Eve girdi. Ailesine durumu anlattı. Herkes üzgündü ama başka çareleri de yoktu.
Arif, eşyalarını topladı. Özleyecekti ailesini, dostlarını… Almanya’dayken doya doya bakıp özlem giderebilmek için sevdiklerinin resimlerini de bavula yerleştirdi. Ya sevgilisi Gül Ayşe? Ona hediye ettiği Edip Cansever’in “Yerçekimli Karanfil” kitabını eline aldı. İçinden sevdiğinin resmini aldı öptü ve sonra da ceketinin sol cebine yerleştirdi.

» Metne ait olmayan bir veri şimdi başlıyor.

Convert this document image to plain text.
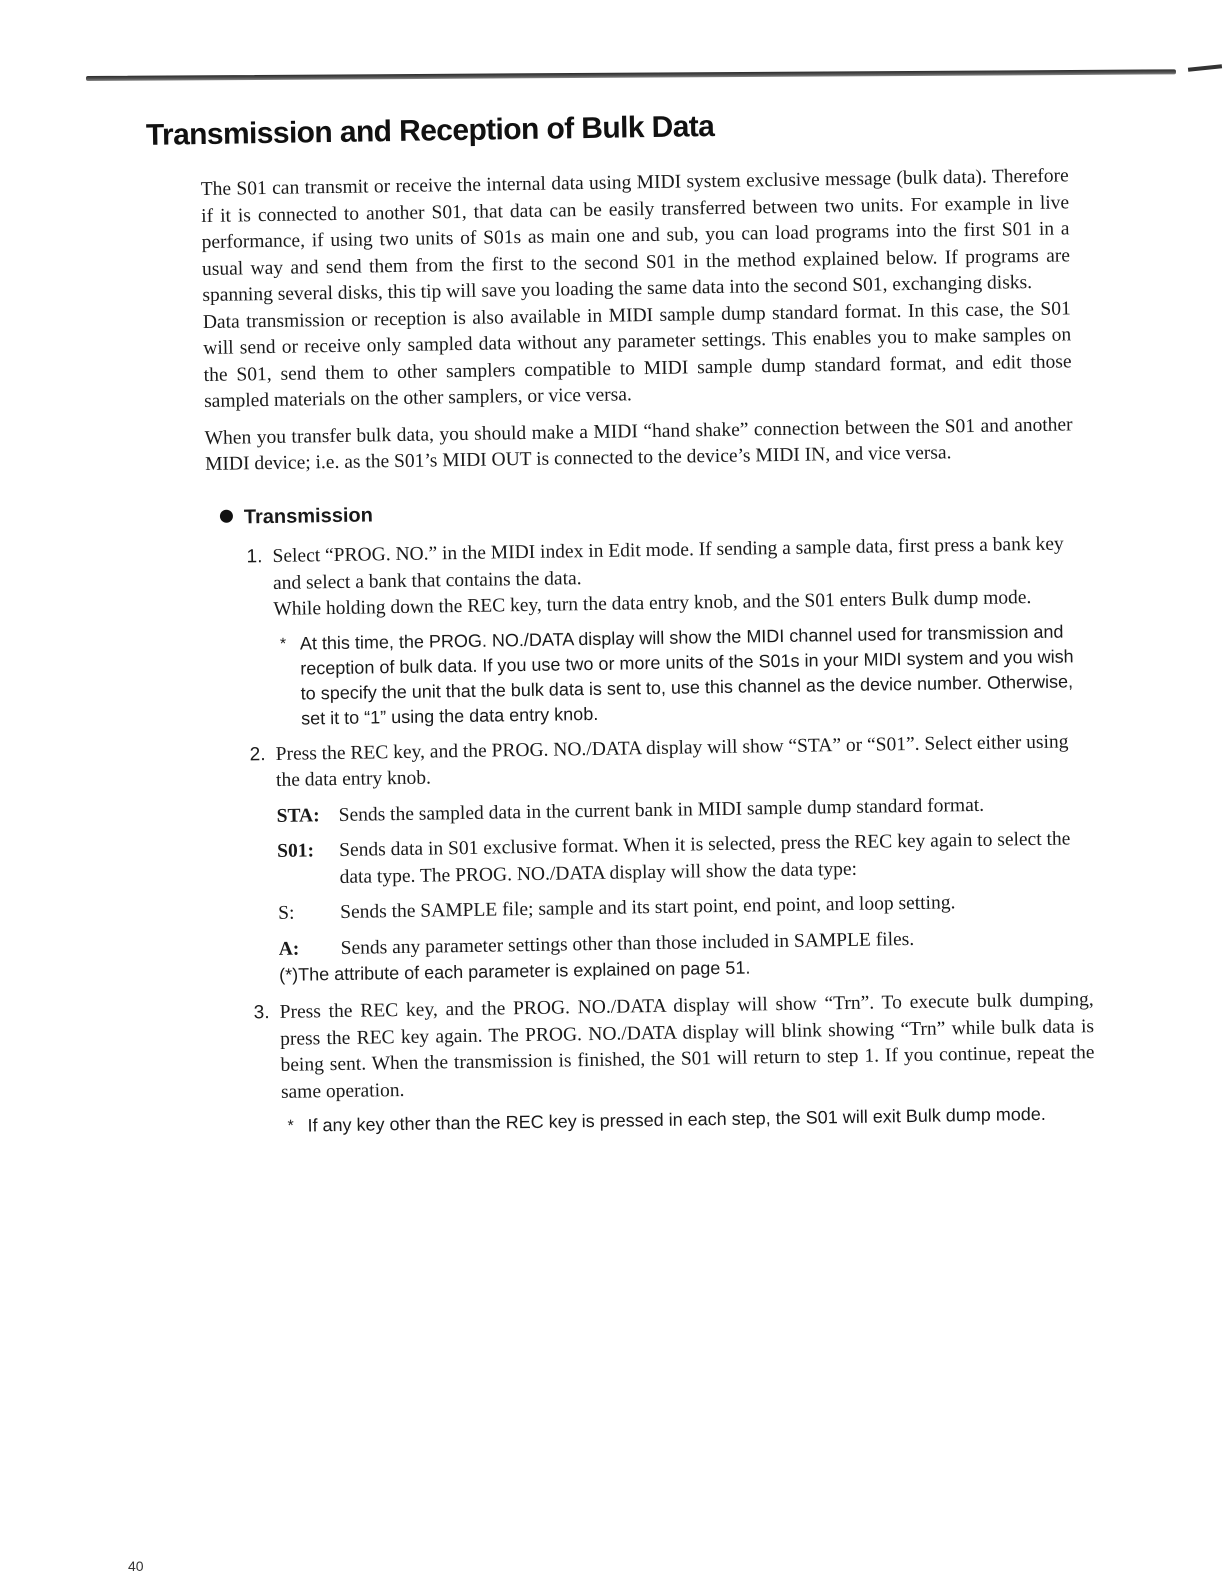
Transmission and Reception of Bulk Data

The S01 can transmit or receive the internal data using MIDI system exclusive message (bulk data). Therefore if it is connected to another S01, that data can be easily transferred between two units. For example in live performance, if using two units of S01s as main one and sub, you can load programs into the first S01 in a usual way and send them from the first to the second S01 in the method explained below. If programs are spanning several disks, this tip will save you loading the same data into the second S01, exchanging disks.

Data transmission or reception is also available in MIDI sample dump standard format. In this case, the S01 will send or receive only sampled data without any parameter settings. This enables you to make samples on the S01, send them to other samplers compatible to MIDI sample dump standard format, and edit those sampled materials on the other samplers, or vice versa.

When you transfer bulk data, you should make a MIDI “hand shake” connection between the S01 and another MIDI device; i.e. as the S01’s MIDI OUT is connected to the device’s MIDI IN, and vice versa.

Transmission
1. Select “PROG. NO.” in the MIDI index in Edit mode. If sending a sample data, first press a bank key and select a bank that contains the data.

While holding down the REC key, turn the data entry knob, and the S01 enters Bulk dump mode.

* At this time, the PROG. NO./DATA display will show the MIDI channel used for transmission and reception of bulk data. If you use two or more units of the S01s in your MIDI system and you wish to specify the unit that the bulk data is sent to, use this channel as the device number. Otherwise, set it to “1” using the data entry knob.
2. Press the REC key, and the PROG. NO./DATA display will show “STA” or “S01”. Select either using the data entry knob.

STA: Sends the sampled data in the current bank in MIDI sample dump standard format.
S01:	Sends data in S01 exclusive format. When it is selected, press the REC key again to select the data type. The PROG. NO./DATA display will show the data type:
S:	Sends the SAMPLE file; sample and its start point, end point, and loop setting.
A:	Sends any parameter settings other than those included in SAMPLE files.

(*)The attribute of each parameter is explained on page 51.

3. Press the REC key, and the PROG. NO./DATA display will show “Trn”. To execute bulk dumping, press the REC key again. The PROG. NO./DATA display will blink showing “Trn” while bulk data is being sent. When the transmission is finished, the S01 will return to step 1. If you continue, repeat the same operation.

* If any key other than the REC key is pressed in each step, the S01 will exit Bulk dump mode.
40
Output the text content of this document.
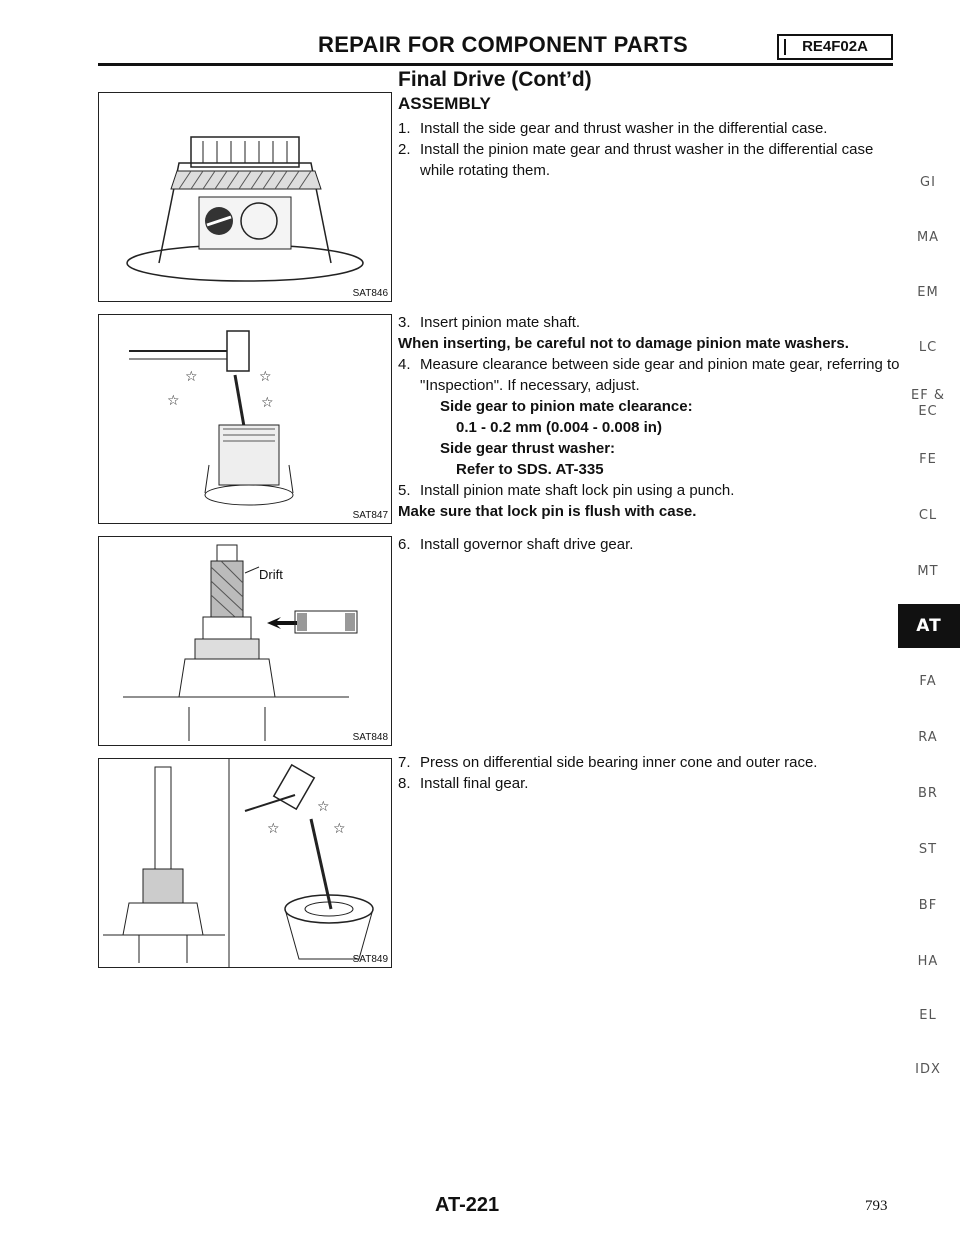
REPAIR FOR COMPONENT PARTS	RE4F02A
Final Drive (Cont’d)
ASSEMBLY
SAT846
☆	☆
☆	☆
SAT847
Drift
SAT848
☆
☆	☆
SAT849
1. Install the side gear and thrust washer in the differential case.
2. Install the pinion mate gear and thrust washer in the differential case while rotating them.
3. Insert pinion mate shaft.
When inserting, be careful not to damage pinion mate washers.
4. Measure clearance between side gear and pinion mate gear, referring to "Inspection". If necessary, adjust.
Side gear to pinion mate clearance:
0.1 - 0.2 mm (0.004 - 0.008 in)
Side gear thrust washer:
Refer to SDS. AT-335
5. Install pinion mate shaft lock pin using a punch.
Make sure that lock pin is flush with case.
6. Install governor shaft drive gear.
7. Press on differential side bearing inner cone and outer race.
8. Install final gear.
GI
MA
EM
LC
EF &
EC
FE
CL
MT
AT
FA
RA
BR
ST
BF
HA
EL
IDX
AT-221	793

Kitabın açık sayfasına ilişti gözü;
“İçinde uçtuğum gözlerin,
Yolların gidişine,
Dünyanın dışında bir anlam verdi.”
Gülümsedi sanki içindeki durumun tam da özeti buydu. Kitabı da özenle bavuluna yerleştirdi. Artık bavulu da hazırdı. Dışarıya çıkarak soluğu Gül Ayşe’nin kapısının önünde aldı. Uzun uzadıya ıslık çaldı. Nihayet ıslığı duyup tanıyan Gül Ayşe’si pencerenin perdesinin kenarından gözüktü. Bir süre işaretleştiler. Bakkala gitme bahanesi ile evden dışarı çıkınca öbür sokağın kuytu bir köşesinde buluştular. Arif keyifsiz bir şekilde başladı konuşmaya; “Gül Ayşe, sana bir şey söylemek zorundayım. Hani sana, Almanya’ya gitmek için iş başvurusunda bulundum diye bahsetmiştim ya, işte o başvurum kabul edildi.
Bana Almanya yolu, gurbet gözüktü Gül Ayşe. Lütfen bana sık sık mektup yaz. Gurbet ellerde senin mektubunla güç bulacağım. Bakkal Seyfullah’a da söyledim sana yazdığım mektupları onun adresine yollayacağım, o da sana ulaştıracak. Hiç gitmek istemiyorum ama babamın şu borçları bitsin sonra da senin başlık paranı biriktireyim geri döneceğim Gül Ayşe. Bekle beni sevgilim.”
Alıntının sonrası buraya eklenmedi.